Rai, vigilanza spaccata   sui nomi per il Cda

Riforma Rai acefala, Governo e maggioranza pugnalati alle spalle dalla minoranza interna del Partito democratico.

Il quadro che si presenta (domani) alla Commissione parlamentare di vigilanza della Rai è tra i più complicati, assurdi e paradossali che si ricordi. Mentre la Camera deve ancora approvare la riforma del servizio pubblico sulla base del disegno di legge del Governo, “moncato” al Senato della delega sulla riforma del canone, il parlamentino dei 40 senatori e deputati dovrebbe eleggere i 7 membri del Consiglio di amministrazione sulla base della Legge Gasparri ancora in vigore e che il premier Matteo Renzi voleva rottamare già lo scorso febbraio.

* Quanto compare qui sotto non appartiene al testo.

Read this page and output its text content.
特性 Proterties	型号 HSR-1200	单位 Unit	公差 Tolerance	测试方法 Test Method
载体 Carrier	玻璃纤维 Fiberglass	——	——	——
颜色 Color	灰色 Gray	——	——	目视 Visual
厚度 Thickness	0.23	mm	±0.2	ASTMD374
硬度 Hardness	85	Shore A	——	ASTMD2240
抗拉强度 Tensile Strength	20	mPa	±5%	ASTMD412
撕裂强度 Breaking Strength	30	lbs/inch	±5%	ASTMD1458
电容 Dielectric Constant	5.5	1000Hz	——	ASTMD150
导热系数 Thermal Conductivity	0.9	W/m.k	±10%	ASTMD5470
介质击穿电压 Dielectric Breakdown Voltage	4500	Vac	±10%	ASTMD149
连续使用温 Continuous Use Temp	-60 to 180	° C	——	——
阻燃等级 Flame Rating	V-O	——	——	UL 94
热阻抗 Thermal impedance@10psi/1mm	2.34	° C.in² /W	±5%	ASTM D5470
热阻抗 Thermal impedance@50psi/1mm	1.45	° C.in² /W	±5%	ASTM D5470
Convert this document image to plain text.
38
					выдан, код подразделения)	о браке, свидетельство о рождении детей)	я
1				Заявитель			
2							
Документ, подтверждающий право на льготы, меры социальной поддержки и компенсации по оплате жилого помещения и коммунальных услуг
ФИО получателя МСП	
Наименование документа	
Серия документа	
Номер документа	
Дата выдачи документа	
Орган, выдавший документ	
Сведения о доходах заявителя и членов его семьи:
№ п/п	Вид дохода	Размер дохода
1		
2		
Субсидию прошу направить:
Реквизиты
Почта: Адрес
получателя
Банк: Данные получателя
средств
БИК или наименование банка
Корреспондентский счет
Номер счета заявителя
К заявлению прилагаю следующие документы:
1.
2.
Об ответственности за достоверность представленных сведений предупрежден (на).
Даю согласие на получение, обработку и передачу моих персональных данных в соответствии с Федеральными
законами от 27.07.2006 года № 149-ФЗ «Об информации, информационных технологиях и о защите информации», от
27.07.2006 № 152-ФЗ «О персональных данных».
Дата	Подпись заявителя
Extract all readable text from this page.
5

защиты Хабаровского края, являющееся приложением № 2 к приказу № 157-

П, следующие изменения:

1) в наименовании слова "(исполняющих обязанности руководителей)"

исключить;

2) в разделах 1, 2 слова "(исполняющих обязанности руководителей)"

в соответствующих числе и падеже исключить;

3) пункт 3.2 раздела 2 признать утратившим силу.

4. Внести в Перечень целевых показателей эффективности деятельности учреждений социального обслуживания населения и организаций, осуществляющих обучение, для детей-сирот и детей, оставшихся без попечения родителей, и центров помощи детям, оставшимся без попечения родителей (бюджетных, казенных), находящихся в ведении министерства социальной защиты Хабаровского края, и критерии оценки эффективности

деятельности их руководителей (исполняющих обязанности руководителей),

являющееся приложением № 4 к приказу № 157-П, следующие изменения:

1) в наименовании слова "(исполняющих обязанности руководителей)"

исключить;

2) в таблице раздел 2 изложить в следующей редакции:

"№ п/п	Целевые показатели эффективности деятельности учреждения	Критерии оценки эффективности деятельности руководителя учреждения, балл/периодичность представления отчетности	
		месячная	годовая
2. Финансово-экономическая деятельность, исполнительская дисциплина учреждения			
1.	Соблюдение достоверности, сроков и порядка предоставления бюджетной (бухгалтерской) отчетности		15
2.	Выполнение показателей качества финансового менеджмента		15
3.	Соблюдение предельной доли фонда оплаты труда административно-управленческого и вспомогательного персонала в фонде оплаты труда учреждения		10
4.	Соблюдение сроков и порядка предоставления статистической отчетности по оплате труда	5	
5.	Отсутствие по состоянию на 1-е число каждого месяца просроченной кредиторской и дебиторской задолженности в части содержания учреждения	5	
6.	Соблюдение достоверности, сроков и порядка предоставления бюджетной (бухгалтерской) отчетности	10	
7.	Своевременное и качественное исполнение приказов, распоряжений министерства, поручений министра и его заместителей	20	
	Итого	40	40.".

Un braccio di ferro che si è protratto per mesi. Il Cda presieduto dall’ex direttore della Banca d’Italia Annamaria Tarantola è scaduto e in prorogatio, per di più senza la rappresentante di Forza Italia Luisa Todini dimessasi da tempo per approdare alle Poste. La bocciatura di una parte essenziale della riforma Rai evidenzia la tensione continua all’interno del Pd su gran parte del programma e il paradosso del partito-perno dell’azione politica del premier e segretario del Pd.

Sulla Rai, Renzi e la maggioranza hanno fatto molti giri di valzer. La riforma doveva essere approvata entro luglio per consentire di nominare i nuovi vertici di viale Mazzini (non più a nove membri ma a sette), sostituendo il direttore generale con la figura dell’amministratore delegato con maggiori poteri.

Viste le difficoltà, il ministro dell’Economia, Pier Carlo Padoan, azionista di maggioranza dell’azienda pubblica con il 99,6 per cento delle quote, ha improvvisamente cambiato strategia d’intesa con Renzi: rinnovo subito con le vecchie regole previste dalla “Legge Gasparri”. Convocazione, pertanto, domani della bicamerale composta da 20 deputati e 20 senatori, di cui 16 del Pd, 6 del Movimento 5 Stelle, 7 di Forza Italia, 2 del Nuovo Centrodestra e altri sparpagliati.

Le divergenze sono profonde. Già all’ufficio di presidenza (presidente il pentastellato Roberto Fico) si è registrata una spaccatura con Cinque Stelle, Sel e Lega decisi a rinviare tutto a settembre, sospettando anche un inciucio tra Renzi e Berlusconi per spartirsi le nomine. Dei 7 membri scelti dal Parlamento, 4 andrebbero al Pd e 3 a Forza Italia-Lega. La bicamerale sarà in grado di raggiungere un accordo sui sette nomi che dovrebbero far parte del provvisorio Cda Rai? E l’anomalia di consentire al Tesoro di scegliere il direttore generale con i compiti dell’amministratore delegato? Il problema è che una volta approvata la riforma tutto ripartirà da zero. Sul testo arrivato alla Camera sono già preannunciati 1500 emendamenti. Non manca il toto-nomine con due donne in pole position per la carica di amministratore delegato: Patriza Greco, presidente dell’Enel, e Marinella Soldi di Discovery.

Sulla riforma Rai s’innestano anche altri giochi politici ed equilibrismi, a partire dalla legge elettorale. Secondo l’opposizione non si può andare avanti con le forzature. In ballo c’è lo strapotere che il Governo vuole riservarsi sia sull’Ad della Rai, sia sulla delega sul canone che è stata bocciata. Nel torrido agosto una corsa folle come poche volte si era vista in Parlamento.

“Il Governo è confuso - ha commentato Fico - e non conosce i tempi parlamentari. La riforma Renzi è carta straccia”. E Grillo ha aggiunto: “Quella del Pd è una legge se possibile anche peggiore della Gasparri. Una legge in cui tutto il potere va nella mani di un supermanager scelto dallo stesso Governo come amministratore delegato. Per ora il supereroe è rimasto abbandonato al Senato”. Alla Camera si vedrà.